E fazemos o mesmo com nossas crianças. Hoje em dia não criamos meros infantes. Criamos príncipes e princesas. Aplaudimos quando eles se mostram independentes, quando já tem vontades antes dos 3 anos. Ficamos impressionados porque achamos que isso é sinal de desenvolvimento, e tememos que negativas possam tolhe-lo/a. E nisso criamos crianças que não sabem mais lidar com a força de um não, que tem problemas com limites, que se frustram, mas que não sabem entender essa frustração. 


Para adultos não é muito diferente. Temos por exemplo que ter campanhas em que ensinamos aos homens que o "não é não!". Com isso tentamos garantir que a escolha principalmente das mulheres de não querer uma investida sexual seja respeitada (mesmo que ela tenha ido ao apartamento dele, de fato apenas para tomar uma cerveja). E o inverso também precisa ser verdadeiro. O quanto respeitamos o não do homem? O quanto a sociedade aceita que um homem diga não a uma investida sem que ele seja considerado afeminado ou até impotente? Parece que em termos sexuais, nossa cultura acredita que a predisposição ao sexo deva ser sempre considerada como a verdade. Aí, em contrapartida, temos a neurolinguística afirmando que a negação seria algo negativo, algo que o universo não ouve. Então eu não posso pensar que 'não quero ser pobre', por exemplo, porque isso seria considerado apenas como 'quero ser pobre' (afinal em toda negação há uma afirmação). Dessa forma, diante de alguém que está disposto a pular de um edifício, não diríamos 'não pula', mas diríamos algo como 'volta para dentro', 'fica no lugar'. E isso até pode fazer um certo sentido. Nos ajuda de fato a tentar focar no mais positivo. 

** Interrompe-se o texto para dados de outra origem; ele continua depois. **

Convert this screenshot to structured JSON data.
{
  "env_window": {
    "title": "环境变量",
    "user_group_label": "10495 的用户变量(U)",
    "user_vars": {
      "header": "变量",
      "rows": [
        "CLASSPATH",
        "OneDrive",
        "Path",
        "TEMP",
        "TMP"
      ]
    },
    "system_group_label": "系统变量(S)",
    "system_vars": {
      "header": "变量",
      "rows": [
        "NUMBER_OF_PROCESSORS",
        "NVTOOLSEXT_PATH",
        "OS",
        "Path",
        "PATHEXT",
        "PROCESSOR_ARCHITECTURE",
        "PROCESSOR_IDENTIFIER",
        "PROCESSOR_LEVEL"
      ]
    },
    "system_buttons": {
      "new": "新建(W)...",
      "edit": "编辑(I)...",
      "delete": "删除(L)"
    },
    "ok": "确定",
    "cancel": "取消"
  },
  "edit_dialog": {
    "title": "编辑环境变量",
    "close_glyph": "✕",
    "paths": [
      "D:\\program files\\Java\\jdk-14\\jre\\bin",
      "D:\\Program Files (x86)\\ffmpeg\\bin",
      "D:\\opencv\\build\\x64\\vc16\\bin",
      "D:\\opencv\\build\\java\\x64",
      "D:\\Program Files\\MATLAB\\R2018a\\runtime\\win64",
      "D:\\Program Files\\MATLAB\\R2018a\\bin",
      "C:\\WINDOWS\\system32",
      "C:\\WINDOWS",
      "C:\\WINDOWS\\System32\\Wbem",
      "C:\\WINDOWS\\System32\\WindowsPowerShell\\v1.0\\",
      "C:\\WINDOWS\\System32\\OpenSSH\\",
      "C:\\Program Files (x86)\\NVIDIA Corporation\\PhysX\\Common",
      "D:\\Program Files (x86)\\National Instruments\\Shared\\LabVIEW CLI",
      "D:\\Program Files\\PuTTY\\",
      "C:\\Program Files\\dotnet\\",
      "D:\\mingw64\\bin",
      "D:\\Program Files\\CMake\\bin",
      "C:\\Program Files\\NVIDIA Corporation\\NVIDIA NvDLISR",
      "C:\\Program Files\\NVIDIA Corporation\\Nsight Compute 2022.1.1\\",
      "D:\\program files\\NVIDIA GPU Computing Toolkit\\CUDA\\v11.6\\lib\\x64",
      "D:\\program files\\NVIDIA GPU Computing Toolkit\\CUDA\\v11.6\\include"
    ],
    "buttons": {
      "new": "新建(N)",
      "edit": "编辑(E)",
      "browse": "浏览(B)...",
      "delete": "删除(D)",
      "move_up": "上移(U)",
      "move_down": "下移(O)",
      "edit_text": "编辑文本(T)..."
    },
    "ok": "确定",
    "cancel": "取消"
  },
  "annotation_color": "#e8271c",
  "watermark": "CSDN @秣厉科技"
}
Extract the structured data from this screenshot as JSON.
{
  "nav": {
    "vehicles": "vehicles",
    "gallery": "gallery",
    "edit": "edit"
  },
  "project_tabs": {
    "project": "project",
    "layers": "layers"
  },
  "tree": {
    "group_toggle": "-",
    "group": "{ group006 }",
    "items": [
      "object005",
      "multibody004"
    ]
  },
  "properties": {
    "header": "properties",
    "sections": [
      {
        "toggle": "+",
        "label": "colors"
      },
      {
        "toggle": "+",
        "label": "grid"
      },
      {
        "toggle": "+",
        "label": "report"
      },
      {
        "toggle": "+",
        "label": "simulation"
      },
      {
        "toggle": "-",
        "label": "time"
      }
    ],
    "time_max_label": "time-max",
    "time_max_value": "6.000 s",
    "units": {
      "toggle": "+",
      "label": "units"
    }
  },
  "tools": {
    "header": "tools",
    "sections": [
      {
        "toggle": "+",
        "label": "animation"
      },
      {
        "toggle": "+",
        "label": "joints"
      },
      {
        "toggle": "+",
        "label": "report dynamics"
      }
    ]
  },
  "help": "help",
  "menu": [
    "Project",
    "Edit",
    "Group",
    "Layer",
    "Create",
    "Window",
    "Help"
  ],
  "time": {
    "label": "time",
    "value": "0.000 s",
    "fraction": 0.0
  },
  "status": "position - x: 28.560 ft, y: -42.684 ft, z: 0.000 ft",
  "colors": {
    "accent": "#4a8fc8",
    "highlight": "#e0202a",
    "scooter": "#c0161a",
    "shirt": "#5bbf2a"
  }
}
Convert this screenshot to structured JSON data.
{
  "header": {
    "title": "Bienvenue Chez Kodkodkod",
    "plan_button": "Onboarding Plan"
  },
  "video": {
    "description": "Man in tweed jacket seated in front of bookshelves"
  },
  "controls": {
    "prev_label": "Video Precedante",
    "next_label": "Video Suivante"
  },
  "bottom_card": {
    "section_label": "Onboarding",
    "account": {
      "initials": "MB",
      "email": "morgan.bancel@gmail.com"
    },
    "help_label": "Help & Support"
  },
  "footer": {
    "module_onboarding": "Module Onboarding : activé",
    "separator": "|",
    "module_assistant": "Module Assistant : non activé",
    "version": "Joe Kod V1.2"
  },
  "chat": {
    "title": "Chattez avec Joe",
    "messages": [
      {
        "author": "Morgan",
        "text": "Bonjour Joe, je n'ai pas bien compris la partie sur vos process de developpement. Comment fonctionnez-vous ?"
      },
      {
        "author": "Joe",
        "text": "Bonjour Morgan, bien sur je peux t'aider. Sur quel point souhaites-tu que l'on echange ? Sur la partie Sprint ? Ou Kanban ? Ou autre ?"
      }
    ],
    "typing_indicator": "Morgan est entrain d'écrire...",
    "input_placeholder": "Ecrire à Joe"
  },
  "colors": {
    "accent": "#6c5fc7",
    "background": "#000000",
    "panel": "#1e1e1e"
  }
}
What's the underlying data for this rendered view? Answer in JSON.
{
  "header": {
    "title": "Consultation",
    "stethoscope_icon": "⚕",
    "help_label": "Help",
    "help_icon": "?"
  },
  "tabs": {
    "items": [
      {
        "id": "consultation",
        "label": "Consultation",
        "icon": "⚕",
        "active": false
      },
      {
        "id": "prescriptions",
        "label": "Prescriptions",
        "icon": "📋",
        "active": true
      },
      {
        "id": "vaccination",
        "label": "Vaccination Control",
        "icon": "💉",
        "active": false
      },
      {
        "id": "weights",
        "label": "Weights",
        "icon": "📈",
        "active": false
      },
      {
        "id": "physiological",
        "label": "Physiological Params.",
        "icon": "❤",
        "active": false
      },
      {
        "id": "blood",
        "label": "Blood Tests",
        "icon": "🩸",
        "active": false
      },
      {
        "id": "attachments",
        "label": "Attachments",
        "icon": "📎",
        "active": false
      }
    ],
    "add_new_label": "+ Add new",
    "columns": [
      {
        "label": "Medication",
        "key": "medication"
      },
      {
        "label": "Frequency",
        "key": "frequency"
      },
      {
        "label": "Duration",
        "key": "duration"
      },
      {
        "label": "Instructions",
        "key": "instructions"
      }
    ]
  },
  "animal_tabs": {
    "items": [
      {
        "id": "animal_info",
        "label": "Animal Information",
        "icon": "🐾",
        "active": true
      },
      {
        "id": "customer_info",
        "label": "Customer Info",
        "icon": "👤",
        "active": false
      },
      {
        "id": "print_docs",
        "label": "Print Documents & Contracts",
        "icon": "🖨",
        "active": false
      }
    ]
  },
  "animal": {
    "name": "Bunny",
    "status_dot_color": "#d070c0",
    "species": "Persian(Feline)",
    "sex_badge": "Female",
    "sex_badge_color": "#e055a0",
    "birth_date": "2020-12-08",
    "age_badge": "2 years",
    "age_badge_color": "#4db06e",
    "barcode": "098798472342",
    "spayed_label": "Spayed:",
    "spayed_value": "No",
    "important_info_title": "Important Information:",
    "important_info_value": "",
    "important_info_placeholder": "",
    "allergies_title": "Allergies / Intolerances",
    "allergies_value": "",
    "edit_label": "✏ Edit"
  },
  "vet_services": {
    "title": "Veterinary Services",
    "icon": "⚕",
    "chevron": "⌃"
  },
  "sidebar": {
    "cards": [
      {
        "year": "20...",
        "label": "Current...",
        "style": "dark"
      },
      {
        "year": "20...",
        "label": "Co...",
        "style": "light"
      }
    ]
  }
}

Talvez o que tenhamos que buscar seja o equilíbrio entre o sim e o não, resposta que provavelmente esteja em nós mesmos. Temos sim que, em nossa atitude, sermos positivos porque isso torna a vida mais leve. Mas, ao mesmo tempo, temos que aprender a aceitar naturalmente o não que nos é dado, assim como temos que aprender a dizer mais nãos para respeitar a nós próprios. Da mesma forma, temos que ensinar nossas crianças que o não é tão natural quanto o sim, e que isso não quer dizer nada a respeito de quem ela é e de suas capacidades. E tudo isso é possível se acreditarmos que estamos sempre evoluindo, que cada um teu seu espaço e seu processo de crescimento e que às vezes o não nos empurra mais para a frente do que um próprio sim. Não é?